Living in the modern world really is a thing of wonders. The basic technology that we take for granted every day is literally, life changing. With so many time-saving appliances, humans have been able to dedicate their time to something other than looking for shelter, hunting, or gathering food. Refrigerators are one of these modern miracles. Being able to cool your food helps to keep it from going to bad as quickly, and can help prevent it from growing bacteria that will make you sick.
Fridges are a bit expensive and come with all sorts of upgrades and styles. Choosing the one that fits your lifestyle and look is only the first step of owning a refrigerator. If you never do any type of maintenance, your fridge is sure to have a shorter life expectancy than if you do make an effort to take good care of it. The science behind a fridge is pretty simply. A compressor circulates refrigerant through a cycle to cool everything off. The hot vapor is cooled off and returned to a liquid where is goes back through the process of absorbing any heat and eventually becoming hot enough to return to a vapor, and the cycle continues!
The compressor works to keep your fridge at the temperature you set it to. The more you open the door, the colder you keep the fridge, and other factors such as leaks in the seals, determines how hard and often your compressor is working. The more it works, the faster it wears out. Keeping the door shut when not in use is a great way to help the compressor not have to work as hard.
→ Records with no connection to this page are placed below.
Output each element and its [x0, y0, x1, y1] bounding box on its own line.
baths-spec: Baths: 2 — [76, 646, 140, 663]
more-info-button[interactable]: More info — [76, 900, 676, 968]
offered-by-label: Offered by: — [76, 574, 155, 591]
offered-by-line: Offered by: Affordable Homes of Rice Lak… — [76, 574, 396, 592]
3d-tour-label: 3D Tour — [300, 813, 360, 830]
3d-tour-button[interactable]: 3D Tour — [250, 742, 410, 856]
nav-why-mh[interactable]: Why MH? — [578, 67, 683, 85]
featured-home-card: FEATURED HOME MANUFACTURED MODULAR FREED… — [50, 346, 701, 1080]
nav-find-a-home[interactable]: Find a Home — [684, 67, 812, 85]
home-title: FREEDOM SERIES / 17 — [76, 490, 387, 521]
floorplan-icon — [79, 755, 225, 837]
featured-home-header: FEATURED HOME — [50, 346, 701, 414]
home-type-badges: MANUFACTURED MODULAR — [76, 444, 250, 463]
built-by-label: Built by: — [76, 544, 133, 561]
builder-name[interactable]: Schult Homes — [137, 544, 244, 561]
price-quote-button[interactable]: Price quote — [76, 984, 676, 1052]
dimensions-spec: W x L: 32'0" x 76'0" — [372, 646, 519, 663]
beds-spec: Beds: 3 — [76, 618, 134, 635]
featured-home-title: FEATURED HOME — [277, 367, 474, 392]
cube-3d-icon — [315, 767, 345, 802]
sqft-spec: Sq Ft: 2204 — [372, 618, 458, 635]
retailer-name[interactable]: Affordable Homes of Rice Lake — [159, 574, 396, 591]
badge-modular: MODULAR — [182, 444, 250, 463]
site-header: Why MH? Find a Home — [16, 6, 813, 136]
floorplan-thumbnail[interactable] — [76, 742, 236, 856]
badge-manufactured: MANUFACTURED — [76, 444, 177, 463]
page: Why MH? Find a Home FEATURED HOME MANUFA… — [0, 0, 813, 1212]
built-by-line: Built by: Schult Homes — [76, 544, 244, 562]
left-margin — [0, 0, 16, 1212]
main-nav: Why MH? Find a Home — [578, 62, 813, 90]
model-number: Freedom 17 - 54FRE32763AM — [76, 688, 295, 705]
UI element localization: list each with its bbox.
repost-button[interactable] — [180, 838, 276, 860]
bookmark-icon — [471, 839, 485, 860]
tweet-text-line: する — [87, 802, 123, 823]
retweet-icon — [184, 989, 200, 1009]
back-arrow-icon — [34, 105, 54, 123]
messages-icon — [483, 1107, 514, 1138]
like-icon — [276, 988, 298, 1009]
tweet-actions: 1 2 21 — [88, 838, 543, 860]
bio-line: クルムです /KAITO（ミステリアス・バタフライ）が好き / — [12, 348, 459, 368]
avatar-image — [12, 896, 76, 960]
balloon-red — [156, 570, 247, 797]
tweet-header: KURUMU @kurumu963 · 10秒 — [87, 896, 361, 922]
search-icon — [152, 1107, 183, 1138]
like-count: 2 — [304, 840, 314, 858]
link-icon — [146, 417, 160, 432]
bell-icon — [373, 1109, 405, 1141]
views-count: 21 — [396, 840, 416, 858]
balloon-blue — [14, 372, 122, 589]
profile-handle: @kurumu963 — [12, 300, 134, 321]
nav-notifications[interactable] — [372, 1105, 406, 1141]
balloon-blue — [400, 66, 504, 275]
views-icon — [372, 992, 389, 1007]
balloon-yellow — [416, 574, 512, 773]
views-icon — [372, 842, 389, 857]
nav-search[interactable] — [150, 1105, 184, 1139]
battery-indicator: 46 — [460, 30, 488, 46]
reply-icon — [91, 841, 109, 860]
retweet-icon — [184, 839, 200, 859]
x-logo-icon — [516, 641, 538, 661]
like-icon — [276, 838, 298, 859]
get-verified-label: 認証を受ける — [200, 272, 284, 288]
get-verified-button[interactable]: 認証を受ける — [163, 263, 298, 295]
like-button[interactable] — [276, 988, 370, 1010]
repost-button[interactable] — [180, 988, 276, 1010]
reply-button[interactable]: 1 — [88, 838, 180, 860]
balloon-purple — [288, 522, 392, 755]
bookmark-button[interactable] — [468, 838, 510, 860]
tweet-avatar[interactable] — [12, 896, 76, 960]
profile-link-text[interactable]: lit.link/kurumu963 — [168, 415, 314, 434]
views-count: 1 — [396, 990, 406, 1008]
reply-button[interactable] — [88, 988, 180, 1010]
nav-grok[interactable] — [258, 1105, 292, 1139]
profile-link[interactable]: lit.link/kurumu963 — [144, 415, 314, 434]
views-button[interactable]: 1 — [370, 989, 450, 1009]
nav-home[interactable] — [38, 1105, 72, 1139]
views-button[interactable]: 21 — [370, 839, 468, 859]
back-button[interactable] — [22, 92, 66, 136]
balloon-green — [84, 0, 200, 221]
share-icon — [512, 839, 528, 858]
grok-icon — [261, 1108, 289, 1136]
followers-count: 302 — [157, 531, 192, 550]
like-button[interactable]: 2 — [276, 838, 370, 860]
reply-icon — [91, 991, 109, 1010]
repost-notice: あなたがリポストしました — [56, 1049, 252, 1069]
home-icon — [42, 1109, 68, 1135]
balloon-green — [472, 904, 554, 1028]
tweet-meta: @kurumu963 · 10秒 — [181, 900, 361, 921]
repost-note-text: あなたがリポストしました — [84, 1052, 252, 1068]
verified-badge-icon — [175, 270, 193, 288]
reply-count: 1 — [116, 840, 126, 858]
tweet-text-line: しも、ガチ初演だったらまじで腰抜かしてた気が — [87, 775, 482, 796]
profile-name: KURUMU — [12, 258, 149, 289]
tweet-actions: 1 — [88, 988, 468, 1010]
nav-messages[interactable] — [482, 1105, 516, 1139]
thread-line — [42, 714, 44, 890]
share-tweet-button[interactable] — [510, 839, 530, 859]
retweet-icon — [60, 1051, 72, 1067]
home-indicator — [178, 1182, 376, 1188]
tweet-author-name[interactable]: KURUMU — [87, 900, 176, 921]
Every few months it is a good idea to do a quick cleaning and wipe down of the seals around the fridge’s doors to make sure they are clean and not allowing cold air to escape. Try to pay attention to any areas that are looking worn or cracking. If you do notice some, it might be time to call a repairman to replace the worn seals. This will help save your compressor and save you wasted energy that is escaping and upping your power bill.
Make sure you clean out the back of the machine as well to avoid getting dust and debris piling up behind the fridge and interfering with how the fridge is meant to run.